FFCAM : Après une année blanche au niveau de la compétition, nous te retrouvons apparemment en pleine forme pour la saison 2025-2026, quelles sont tes sensations ?Marion Salmon-Thomas : Tout s'est très bien enchainé dans ma préparation, j'ai encore quelques incertitudes, mais je suis fière du chemin parcouru. J'ai hâte de voir ce que je suis devenue, de sentir comment je vais encore évoluer. Chaque étape de ma préparation compte, je les prends toutes à leur juste valeur : j'accepte, je digère et j'avance jusqu'à l'étape suivante… jusqu'au rendez-vous de janvier : la première étape du circuit de la Coupe du monde en Corée du Sud.

FFCAM : Comment réussis-tu à combiner tous les pans de ta nouvelle vie, la maternité, les entrainements, la compétition, ton activité professionnelle ?
Marion 
: J'ai repris le travail après le congé maternité, j'avais à cœur de retrouver mes missions. Cette transition s'est heureusement bien déroulée. À cette reprise, s'est ajoutée la montée en charge progressive de l'entrainement et la fatigue, qui, quoi qu'on en dise et quoi qu'on veuille, s'accumule avec des nuits fragmentées et le quotidien partagé avec un bébé.
J'ai essayé de prendre toutes ses phases avec le plus de discernement et de recul possible pour arriver à les accepter et à mettre en œuvre ma préparation, toujours une étape après l'autre. La venue d'un petit être chamboule tellement le corps et le quotidien, c'est une recherche permanente d'équilibre. Je ne suis plus le personnage principal de ma vie et j'apprends à gérer des aléas, mais c'est une expérience magique !

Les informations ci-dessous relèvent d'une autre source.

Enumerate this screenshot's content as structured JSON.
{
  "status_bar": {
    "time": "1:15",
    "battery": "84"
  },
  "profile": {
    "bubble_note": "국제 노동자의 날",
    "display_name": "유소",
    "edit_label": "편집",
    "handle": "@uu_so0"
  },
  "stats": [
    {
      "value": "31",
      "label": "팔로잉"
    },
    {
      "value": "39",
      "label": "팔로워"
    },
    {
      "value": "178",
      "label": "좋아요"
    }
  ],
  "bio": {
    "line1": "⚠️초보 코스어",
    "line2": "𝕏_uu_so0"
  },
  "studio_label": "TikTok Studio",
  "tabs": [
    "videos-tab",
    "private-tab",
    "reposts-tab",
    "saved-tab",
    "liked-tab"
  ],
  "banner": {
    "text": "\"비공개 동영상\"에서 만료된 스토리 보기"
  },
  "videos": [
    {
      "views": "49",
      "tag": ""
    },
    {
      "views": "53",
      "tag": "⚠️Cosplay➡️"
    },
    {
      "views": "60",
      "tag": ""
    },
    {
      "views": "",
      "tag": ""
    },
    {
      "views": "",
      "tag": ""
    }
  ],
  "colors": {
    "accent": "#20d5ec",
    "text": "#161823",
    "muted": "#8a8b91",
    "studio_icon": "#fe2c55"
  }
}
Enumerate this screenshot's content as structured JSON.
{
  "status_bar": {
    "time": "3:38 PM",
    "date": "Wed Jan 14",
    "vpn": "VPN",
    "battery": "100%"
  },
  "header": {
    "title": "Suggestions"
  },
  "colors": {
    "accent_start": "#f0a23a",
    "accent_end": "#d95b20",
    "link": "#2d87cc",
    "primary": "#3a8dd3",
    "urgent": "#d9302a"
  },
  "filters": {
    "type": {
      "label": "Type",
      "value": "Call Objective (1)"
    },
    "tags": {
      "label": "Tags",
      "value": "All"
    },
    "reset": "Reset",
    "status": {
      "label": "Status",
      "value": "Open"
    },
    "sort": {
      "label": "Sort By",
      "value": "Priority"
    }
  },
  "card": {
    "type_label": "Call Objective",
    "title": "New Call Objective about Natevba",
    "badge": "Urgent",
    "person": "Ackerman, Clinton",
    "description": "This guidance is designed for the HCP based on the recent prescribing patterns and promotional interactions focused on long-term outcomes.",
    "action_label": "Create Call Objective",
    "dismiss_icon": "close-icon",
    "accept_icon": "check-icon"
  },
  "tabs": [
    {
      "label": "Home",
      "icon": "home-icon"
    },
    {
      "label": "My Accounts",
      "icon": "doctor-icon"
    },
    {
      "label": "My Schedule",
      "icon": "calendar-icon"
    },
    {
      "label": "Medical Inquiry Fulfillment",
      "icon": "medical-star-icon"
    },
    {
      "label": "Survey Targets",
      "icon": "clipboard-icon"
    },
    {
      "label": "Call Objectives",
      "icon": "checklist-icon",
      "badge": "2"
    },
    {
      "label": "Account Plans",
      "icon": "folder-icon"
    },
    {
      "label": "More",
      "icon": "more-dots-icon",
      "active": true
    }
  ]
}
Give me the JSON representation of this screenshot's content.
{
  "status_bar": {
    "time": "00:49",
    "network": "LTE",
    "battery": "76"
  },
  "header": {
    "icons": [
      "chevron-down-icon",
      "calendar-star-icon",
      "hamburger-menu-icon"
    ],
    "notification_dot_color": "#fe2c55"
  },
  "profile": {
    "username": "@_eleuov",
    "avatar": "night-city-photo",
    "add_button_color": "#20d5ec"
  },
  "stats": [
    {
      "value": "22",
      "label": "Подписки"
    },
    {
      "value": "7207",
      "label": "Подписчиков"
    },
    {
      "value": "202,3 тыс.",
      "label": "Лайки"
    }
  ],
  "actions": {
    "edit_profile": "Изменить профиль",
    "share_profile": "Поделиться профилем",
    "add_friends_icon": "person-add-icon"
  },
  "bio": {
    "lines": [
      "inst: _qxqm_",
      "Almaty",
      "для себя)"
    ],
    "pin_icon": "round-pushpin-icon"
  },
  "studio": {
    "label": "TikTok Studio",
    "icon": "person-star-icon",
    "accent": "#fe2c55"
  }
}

FFCAM : Quels sont tes objectifs ?
Marion
: mon objectif a toujours été, et reste, de faire partie des leaders mondiaux. Cette saison 2025-2026, je l'ai dans le viseur depuis le début de ma grossesse. Je n'ai jamais mis la compétition entre parenthèses. Ma grossesse a juste été un report d'objectif. Pendant cette période, je suis donc restée dans une phase de préparation et dans l'état d'esprit qui va avec, tout en vivant les changements qu'implique la maternité. La compétition me fait toujours autant vibrer. Je souhaite retrouver les finales de Coupes du monde, et j'ai adapté les différents pans de ma vie pour atteindre cet objectif.   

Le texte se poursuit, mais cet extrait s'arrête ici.